This is a strange topic at times, depending on who you're talking to.
Life insurance came out FIRST, way before Senator William Roth created an account after his namesake. https://en.wikipedia.org/wiki/William_Roth
What is it that Senator William Roth created? What he created was an account classification that mirrored life insurance, but has several distinctions:
1 - You can't have one if you earn too much money.
For 2019, if you earn more than $137,000 as a single person, you can't contribute to a Roth. If you earn more than $203,000 with married filing jointly, then you can't contribute to a Roth for either you or your spouse.
- Life insurance doesn't have that kind of restriction!
2 - You are limited on the amount you can contribute. For 2019, the maximum you can put in... is $6,000. If you are over 50, you can add an additional $1,000 for a "catch-up" provision.
- Life insurance doesn't have that kind of limitation for YOUR plan!
3 - In the event of your disability, will funds continue to be contributed to your plan by the plan sponsor? Nope. Won't happen. But with a disability waiver of premium rider on cash value life insurance... it CAN happen! (See your contract for details.)
4 - You cannot borrow from or against your IRA or Roth IRA plan.
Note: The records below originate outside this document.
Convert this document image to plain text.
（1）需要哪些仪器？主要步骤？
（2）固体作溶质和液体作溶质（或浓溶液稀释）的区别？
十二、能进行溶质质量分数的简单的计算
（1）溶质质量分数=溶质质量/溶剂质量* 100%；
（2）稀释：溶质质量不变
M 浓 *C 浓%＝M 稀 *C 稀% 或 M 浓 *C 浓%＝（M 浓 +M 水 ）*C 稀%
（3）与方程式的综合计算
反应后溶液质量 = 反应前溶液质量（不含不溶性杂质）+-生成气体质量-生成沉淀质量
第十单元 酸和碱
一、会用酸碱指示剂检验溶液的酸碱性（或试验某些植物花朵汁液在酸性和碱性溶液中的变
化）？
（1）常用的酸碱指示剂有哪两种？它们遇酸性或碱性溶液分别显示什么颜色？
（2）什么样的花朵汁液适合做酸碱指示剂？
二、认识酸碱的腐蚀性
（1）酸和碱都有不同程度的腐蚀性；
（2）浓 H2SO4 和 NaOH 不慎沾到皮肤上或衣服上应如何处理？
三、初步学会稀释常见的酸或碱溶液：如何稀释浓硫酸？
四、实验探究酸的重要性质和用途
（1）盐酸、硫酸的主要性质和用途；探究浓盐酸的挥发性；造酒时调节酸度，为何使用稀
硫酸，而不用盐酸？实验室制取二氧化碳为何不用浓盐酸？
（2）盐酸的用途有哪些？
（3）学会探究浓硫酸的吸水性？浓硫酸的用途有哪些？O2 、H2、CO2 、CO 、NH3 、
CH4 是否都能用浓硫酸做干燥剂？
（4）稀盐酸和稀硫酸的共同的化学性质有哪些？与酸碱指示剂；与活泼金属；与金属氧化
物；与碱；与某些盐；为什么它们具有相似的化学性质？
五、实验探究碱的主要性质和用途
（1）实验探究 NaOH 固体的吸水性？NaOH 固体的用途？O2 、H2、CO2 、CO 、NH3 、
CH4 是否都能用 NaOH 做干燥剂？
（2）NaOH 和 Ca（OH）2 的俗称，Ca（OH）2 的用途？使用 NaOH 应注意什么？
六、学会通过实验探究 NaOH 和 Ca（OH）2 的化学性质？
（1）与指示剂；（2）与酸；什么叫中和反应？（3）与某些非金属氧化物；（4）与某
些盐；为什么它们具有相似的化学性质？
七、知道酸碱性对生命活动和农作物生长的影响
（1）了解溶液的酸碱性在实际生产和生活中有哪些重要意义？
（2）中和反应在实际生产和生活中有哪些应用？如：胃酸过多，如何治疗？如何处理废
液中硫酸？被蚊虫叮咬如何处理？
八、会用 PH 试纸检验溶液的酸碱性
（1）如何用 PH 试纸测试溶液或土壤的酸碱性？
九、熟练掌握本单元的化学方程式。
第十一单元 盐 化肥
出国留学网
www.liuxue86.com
Why would we care about borrowing from or against an asset? Because it allows that asset to continue to grow uninterrupted while we can have TAX-FREE access to its benefits! (Loans have never been considered taxable income.) Now, if we look at IRS Publication 590-A, on page 33, it states the following:
PROHIBITED TRANSACTIONS: Generally, a prohibited transaction is any improper use of your traditional IRA account or annuity by you, your beneficiary, or any disqualified person. The following are some examples of prohibited transactions with a traditional IRA. • Borrowing money from it. • Selling property to it. • Using it as security for a loan. • Buying property for personal use (present or future) with IRA funds. Effect on an IRA account. Generally, if you or your beneficiary engages in a prohibited transaction in connection with your traditional IRA account at any time during the year, the account stops being an IRA as of the first day of that year. Effect on you or your beneficiary.
If your account stops being an IRA because you or your beneficiary engaged in a prohibited transaction, the account is treated as distributing all its assets to you at their fair market values on the first day of the year. If the total of those values is more than your basis in the IRA, you will have a taxable gain that is includible in your income. For information on figuring your gain and reporting it in income, see Are Distributions Taxable in Pub. 590-B. The distribution may be subject to additional taxes or penalties Borrowing on an annuity contract. If you borrow money against your traditional IRA annuity contract, you must include in your gross income the fair market value of the annuity contract as of the first day of your tax year. You may have to pay the 10% additional tax on early distributions discussed in Pub. 590-B.
Pledging an account as security.
If you use a part of your traditional IRA account as security for a loan, that part is treated as a distribution and is included in your gross income. You may have to pay the 10% additional tax on early distributions discussed in Pub. 590-B. Loss of IRA status.
If the traditional IRA ceases to be an IRA because of a prohibited transaction by you or your beneficiary, you or your beneficiary aren’t liable for these excise taxes. However, you or your beneficiary may have to pay other taxes as discussed under Effect on you or your beneficiary, earlier. https://www.irs.gov/pub/irs-pdf/p590a.pdf
While "technically" those sections relate to the Traditional IRA, they equally apply to the Roth IRA. You cannot borrow against or from a Roth IRA and you run the risk of having the Roth IRA be 'cancelled' should you do a 'prohibited transaction'. Now, let's think about this. Why would the Government and the IRS be so adamant
about borrowing against or from an IRA contract? Because loan proceeds are NOT taxable as income!
So, if you WERE allowed to borrow against the asset... you could borrow against it tax-free, and the Government wouldn't be able to collect a DIME out of it! So, they regulated this account so that you couldn't do that, or you forfeit the entire account.
But with Cash Value Life Insurance... you can borrow against it ALL DAY LONG - as long as you had cash values to borrow against. So, then, what's the point of a Roth IRA? Wikipedia actually can help us understand why: "Roth was a sponsor of legislation creating the Roth IRA, an individual retirement plan that can be set up with a broker."
Whether intentional or not, this was about sharing the tax benefits of life insurance contracts with the brokerage and banking industries on a regulated level!
So, is Cash Value life insurance a "Roth IRA on steroids"? No.
I'll take the inverse approach to that statement.
"A Roth IRA is a stripped down, government regulated, benefit-reduced imitation of cash value life insurance to help banks and brokerages offer accounts with somewhat similar tax benefits."
As you can probably tell, I prefer the original, rather than the Government-inspired "imitation".